I was able to work from home for the first time in my life starting in 2020, due to the change in culture brought about by COVID. It was wonderful. Now the diversicrats think employers should go back to removing some of that freedom and autonomy because women make different decisions to men, and those decisions must be corrected.

Ah, so this is all about you wanting to work from home too much.

Got it.


It's amazing how you pretty much repeat what Metaphor has said, adding some detail (which is in the link anyway), and then seem to think it contradicts Metaphor's claim.


What do you think Metaphor was claiming prior to my post?

And why do you think I added that detail from the OP article?
 
Apparently, there are some posters who do not understand how a requirement may provide cover for an employee, so here is an example.

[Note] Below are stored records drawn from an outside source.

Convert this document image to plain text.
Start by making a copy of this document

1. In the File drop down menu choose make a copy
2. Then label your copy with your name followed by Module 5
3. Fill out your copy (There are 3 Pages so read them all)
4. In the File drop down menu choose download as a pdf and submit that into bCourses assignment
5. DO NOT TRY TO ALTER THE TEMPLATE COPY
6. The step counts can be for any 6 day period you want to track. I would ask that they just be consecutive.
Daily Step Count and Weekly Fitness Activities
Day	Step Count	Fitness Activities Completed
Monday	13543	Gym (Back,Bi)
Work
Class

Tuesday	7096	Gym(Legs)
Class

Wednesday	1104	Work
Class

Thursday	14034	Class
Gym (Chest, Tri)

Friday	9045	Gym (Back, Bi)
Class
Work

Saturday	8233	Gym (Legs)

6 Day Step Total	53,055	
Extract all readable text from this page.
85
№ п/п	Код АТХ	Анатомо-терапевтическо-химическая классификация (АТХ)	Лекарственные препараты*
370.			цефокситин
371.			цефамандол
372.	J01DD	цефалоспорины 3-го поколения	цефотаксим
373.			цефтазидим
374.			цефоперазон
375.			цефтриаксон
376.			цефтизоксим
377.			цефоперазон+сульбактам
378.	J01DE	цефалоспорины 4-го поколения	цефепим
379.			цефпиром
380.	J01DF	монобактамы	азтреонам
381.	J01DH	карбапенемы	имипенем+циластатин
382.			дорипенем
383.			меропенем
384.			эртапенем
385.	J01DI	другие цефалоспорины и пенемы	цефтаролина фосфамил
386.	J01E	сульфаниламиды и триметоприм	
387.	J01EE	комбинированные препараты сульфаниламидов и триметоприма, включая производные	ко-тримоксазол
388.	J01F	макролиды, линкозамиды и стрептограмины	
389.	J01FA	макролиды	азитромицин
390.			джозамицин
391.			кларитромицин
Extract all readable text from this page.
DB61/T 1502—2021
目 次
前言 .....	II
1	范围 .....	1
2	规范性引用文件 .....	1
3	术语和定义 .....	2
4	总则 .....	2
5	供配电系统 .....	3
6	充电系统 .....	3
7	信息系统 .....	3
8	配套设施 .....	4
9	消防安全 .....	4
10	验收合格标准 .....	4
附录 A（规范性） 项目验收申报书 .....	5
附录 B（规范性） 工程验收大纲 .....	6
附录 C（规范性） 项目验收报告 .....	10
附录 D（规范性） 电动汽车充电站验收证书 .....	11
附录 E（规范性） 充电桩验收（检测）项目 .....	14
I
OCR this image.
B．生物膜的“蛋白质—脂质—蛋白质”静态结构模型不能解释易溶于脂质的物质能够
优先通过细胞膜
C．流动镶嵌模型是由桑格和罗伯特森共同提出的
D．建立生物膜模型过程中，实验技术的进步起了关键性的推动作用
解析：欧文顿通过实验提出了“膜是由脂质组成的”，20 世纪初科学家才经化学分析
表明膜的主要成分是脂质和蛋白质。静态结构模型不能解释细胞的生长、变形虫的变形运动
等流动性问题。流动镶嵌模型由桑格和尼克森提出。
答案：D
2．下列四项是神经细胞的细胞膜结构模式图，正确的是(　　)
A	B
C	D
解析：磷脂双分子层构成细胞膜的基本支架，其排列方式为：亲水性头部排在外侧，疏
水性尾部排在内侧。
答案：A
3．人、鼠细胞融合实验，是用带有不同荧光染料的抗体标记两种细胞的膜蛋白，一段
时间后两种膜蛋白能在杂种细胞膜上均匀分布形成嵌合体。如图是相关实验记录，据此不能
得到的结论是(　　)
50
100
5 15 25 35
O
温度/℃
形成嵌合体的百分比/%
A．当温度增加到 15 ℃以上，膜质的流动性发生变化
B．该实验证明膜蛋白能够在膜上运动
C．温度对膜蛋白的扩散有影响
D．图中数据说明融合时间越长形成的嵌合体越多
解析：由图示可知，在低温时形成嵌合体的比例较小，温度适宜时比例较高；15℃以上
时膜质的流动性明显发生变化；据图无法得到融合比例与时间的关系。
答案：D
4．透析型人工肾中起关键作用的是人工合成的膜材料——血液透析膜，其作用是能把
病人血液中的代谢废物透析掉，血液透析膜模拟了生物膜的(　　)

An employee wants to go into work 3 days a week but because it is volitional instead of mandatory, the partner places undue stress on that person to stay home. If the 3 days are mandatory, the employee's partner is now more accepting and helpful..

Goalposts!!

That wasn't the point here.
 
Apparently, there are some posters who do not understand how a requirement may provide cover for an employee, so here is an example.

An employee wants to go into work 3 days a week but because it is volitional instead of mandatory, the partner places undue stress on that person to stay home. If the 3 days are mandatory, the employee's partner is now more accepting and helpful..

Goalposts!!

That wasn't the point here.
Actually, it a point in the discussion in the thread. I realize it may not have been your point, but this thread is not about you.